Calcium-aluminum-rich inclusions (CAIs) in chondritic meteorites are composed of refractory minerals thought to be the first solids to have formed in the solar nebula. Among them, hibonite, nominally CaAl12O19, holds particular interest because it can incorporate significant amounts of Ti into its crystal structure in both Ti3+ and Ti4+ oxidation states. The relative amounts of these cations that are incorporated reflect the redox conditions under which the grain formed or last equilibrated and their measurement can provide insight into the thermodynamic landscape of the early solar nebula. Here we develop a new method for the quantification of Ti oxidation states using electron energy-loss spectroscopy (EELS) in an aberration-corrected scanning transmission electron microscope (STEM) to apply it to hibonite.

Using a series of Ti-bearing oxides, we find that the onset intensity of the Ti L2,3 edge decreases with increasing Ti-oxidation state, which is corroborated by simulated Ti-oxide spectra using first-principles density-functional theory. We test the relationship on a set of synthetic hibonite grains with known Ti4+/ΣTi values and apply the developed method on a hibonite grain from a compact type A inclusion in the Northwest Africa (NWA) 5028 CR2 carbonaceous chondrite. The STEM-EELS data show that the chondritic hibonite grain is zoned with a Ti4+/ΣTi ratio ranging from 0.78 ± 0.04 to 0.93 ± 0.04 over a scale of 100 nm between the core and edge of the grain, respectively. The Ti substitution sites are characterized by experimental and calculated high-angle annular-dark-field (HAADF) images and atomic-level EEL spectrum imaging. Simulated HAADF images reveal that Ti is distributed between the M2 and M4 sites while Mg sits on the M3 site. Quantitative energy-dispersive X-ray spectroscopy shows that this grain is also zoned in Al and Ti. The Mg distribution is not well correlated with that of Ti and Ti4+/ΣTi at the nanoscale.
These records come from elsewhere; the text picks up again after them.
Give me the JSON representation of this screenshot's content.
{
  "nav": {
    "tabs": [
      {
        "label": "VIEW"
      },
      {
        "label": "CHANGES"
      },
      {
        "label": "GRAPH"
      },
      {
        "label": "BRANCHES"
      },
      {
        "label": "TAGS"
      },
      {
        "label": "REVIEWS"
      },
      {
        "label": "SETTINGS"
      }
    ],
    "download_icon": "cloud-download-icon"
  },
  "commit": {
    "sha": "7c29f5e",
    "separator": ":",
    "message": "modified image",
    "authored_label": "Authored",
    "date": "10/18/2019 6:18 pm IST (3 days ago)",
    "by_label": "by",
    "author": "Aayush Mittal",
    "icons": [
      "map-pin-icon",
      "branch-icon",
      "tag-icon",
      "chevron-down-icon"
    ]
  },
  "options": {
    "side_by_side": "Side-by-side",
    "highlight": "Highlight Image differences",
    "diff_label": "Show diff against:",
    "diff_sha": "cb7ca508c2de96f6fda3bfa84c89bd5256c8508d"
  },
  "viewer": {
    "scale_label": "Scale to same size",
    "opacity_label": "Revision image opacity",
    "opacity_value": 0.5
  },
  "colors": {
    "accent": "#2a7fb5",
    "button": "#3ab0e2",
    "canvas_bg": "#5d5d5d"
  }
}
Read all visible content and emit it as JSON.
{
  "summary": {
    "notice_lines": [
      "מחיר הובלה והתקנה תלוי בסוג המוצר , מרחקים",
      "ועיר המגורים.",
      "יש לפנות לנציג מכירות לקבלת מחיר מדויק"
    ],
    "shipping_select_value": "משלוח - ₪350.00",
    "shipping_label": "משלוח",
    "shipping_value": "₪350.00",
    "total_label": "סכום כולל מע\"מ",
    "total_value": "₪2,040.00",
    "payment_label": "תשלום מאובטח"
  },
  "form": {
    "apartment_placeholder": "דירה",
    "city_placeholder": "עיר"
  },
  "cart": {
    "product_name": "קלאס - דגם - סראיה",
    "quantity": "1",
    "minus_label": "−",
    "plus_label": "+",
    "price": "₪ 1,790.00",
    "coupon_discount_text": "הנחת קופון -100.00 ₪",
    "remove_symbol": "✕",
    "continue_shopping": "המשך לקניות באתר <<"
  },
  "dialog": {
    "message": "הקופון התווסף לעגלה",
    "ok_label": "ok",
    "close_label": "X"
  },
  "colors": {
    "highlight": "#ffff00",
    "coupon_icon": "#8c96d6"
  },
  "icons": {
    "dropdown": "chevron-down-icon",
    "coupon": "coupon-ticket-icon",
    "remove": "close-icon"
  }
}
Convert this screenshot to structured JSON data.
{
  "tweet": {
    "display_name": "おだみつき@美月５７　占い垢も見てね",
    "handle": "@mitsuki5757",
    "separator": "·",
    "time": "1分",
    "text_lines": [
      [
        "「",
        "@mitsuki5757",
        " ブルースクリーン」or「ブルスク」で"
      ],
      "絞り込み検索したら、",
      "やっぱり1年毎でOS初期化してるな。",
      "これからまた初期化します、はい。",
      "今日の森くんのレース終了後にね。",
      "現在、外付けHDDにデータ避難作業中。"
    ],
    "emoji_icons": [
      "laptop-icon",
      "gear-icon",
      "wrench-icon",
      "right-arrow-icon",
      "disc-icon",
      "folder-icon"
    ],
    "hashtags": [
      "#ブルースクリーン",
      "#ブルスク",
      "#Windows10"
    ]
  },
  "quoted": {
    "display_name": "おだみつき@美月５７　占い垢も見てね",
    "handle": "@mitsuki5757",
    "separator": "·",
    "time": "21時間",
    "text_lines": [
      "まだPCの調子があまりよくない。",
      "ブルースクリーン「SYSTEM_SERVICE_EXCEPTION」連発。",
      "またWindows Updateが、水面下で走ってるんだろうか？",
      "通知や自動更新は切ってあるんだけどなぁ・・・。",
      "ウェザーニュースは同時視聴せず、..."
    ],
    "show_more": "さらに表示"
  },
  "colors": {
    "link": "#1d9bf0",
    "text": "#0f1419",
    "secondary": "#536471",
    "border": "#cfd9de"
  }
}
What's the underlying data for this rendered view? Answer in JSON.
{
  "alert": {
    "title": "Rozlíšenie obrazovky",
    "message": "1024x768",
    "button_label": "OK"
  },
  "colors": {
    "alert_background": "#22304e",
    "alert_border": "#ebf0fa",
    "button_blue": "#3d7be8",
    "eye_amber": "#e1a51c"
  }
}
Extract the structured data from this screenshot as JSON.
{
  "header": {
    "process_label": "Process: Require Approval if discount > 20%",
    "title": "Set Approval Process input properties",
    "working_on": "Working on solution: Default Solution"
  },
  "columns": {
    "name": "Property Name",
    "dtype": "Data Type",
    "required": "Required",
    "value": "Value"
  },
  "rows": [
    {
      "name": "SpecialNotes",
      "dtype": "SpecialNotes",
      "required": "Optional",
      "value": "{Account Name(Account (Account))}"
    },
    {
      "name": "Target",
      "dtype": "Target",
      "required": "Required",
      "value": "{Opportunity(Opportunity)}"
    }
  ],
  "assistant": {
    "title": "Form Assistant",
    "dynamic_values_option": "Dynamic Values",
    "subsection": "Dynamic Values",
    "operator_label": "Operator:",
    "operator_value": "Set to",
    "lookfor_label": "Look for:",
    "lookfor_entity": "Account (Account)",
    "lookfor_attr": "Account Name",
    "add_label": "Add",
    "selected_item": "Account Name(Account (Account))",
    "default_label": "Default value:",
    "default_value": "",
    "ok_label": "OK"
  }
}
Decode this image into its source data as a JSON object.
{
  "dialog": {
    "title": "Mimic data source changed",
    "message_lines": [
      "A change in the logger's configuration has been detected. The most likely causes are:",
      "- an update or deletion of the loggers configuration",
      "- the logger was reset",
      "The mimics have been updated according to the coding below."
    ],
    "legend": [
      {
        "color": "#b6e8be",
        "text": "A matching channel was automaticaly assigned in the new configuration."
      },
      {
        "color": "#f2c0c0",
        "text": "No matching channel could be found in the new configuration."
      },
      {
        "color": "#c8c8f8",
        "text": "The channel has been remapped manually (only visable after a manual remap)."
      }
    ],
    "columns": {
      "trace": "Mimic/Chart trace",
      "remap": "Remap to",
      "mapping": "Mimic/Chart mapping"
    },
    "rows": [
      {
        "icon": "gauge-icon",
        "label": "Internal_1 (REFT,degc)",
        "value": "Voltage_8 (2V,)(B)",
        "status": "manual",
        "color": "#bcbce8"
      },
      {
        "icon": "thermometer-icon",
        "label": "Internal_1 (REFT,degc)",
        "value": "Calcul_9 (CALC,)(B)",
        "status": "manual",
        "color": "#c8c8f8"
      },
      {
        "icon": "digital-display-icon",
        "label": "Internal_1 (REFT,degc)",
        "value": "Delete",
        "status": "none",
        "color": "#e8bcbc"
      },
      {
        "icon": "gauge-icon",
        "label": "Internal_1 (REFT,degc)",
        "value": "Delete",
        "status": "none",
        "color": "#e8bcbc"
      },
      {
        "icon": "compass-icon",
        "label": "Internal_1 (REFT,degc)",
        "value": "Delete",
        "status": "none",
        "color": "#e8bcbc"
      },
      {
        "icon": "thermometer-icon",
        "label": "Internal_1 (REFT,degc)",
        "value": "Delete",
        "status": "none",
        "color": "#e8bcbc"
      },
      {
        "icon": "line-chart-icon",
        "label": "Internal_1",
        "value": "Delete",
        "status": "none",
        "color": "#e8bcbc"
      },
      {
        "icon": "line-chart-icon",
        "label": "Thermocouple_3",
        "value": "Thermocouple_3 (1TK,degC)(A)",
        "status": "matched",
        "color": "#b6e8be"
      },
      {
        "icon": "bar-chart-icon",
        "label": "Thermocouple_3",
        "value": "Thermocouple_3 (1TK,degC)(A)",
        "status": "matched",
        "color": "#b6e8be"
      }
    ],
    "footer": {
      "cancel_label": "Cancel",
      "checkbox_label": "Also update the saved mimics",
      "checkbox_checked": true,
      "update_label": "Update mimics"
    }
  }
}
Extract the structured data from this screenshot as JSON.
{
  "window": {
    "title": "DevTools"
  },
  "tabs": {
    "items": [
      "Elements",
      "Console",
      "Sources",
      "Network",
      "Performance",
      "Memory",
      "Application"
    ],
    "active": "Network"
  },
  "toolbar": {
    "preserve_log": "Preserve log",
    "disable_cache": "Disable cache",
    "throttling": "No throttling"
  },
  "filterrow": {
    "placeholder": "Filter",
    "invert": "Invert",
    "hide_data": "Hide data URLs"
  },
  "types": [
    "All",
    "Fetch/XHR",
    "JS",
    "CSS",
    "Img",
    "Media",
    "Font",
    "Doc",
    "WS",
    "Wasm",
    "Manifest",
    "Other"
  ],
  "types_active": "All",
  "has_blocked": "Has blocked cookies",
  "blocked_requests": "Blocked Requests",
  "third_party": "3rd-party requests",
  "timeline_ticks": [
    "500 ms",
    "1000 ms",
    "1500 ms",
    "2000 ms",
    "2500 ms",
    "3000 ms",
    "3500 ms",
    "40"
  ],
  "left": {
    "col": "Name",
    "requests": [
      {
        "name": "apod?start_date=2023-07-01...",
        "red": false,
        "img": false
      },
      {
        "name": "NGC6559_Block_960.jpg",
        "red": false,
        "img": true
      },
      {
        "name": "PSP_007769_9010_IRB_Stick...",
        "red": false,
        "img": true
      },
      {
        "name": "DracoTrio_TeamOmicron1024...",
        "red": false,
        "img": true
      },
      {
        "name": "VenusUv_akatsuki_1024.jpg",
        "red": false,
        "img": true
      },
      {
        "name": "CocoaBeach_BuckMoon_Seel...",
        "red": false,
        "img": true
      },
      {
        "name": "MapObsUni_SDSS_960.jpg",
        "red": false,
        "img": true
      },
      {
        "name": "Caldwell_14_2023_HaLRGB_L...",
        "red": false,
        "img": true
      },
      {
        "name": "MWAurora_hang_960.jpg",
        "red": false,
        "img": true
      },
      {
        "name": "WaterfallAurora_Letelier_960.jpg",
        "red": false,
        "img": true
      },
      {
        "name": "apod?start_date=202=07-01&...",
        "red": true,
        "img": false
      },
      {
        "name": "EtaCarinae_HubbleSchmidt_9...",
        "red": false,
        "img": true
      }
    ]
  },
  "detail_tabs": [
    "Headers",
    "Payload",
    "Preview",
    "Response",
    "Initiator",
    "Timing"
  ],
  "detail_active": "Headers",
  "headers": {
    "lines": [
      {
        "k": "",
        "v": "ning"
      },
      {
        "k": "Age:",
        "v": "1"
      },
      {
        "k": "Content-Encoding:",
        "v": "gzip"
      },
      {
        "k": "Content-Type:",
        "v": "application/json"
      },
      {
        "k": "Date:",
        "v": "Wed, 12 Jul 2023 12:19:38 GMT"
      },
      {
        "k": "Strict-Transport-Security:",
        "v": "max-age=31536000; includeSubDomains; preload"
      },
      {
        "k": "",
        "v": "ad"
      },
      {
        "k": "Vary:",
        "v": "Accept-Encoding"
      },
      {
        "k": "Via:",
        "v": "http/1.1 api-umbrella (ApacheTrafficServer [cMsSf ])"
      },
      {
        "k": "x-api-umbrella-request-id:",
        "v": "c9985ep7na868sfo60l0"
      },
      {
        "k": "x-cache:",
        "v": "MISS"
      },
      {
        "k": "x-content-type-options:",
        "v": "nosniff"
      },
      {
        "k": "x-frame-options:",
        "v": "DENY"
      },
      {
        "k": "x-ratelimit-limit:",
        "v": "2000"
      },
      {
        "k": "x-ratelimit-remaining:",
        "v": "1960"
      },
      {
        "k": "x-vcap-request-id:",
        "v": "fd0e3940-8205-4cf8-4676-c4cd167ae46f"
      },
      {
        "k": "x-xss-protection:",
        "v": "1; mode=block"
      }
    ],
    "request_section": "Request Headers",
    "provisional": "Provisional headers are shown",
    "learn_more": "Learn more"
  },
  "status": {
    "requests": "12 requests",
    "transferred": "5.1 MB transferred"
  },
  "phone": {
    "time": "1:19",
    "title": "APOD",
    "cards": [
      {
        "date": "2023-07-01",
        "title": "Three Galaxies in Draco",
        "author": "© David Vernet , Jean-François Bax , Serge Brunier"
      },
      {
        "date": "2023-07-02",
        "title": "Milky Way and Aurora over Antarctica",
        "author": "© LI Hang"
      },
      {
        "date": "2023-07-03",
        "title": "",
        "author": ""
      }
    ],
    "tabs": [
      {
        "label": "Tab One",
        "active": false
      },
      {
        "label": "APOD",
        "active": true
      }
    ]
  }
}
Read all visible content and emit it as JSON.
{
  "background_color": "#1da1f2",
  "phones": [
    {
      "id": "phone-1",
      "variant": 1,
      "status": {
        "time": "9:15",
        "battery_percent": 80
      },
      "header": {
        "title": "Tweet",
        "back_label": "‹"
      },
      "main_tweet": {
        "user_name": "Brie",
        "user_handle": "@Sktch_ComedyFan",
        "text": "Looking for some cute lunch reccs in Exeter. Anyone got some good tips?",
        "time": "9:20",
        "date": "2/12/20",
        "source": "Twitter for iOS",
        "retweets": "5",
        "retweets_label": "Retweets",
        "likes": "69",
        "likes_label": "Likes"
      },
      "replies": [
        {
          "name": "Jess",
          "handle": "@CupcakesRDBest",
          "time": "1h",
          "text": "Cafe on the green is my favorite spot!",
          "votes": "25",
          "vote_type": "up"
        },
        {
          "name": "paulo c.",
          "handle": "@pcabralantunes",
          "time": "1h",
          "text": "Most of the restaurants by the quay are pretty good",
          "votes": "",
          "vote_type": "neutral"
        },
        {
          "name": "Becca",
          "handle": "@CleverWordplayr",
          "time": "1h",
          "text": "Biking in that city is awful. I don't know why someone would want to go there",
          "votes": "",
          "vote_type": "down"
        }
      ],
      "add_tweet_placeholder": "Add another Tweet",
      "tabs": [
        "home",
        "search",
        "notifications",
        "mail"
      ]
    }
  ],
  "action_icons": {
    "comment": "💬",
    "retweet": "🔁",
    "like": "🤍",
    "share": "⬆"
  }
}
The spatial decoupling of the element composition and Ti-oxidation states suggests a multistage evolution for this hibonite grain. We hypothesize that Ti and Mg were incorporated into the structure during condensation at high temperature through multiple reactions. Transient heating, presumably in the solar nebula, adds complexity to the crystal chemistry and potentially redistributed Ti and Mg. Concurrently, the formation of oxygen vacancies as a result of a reducing gas, led to the reduction of Ti4+ to Ti3+. The multiple defect reactions occurring in this single hibonite crystal preclude a simple relationship between the Ti4+/ΣTi and the fO2 of formation. However, moving forward, these measurements are fundamental inputs for modeling of the thermodynamic conditions under which hibonite formed in the early solar nebula.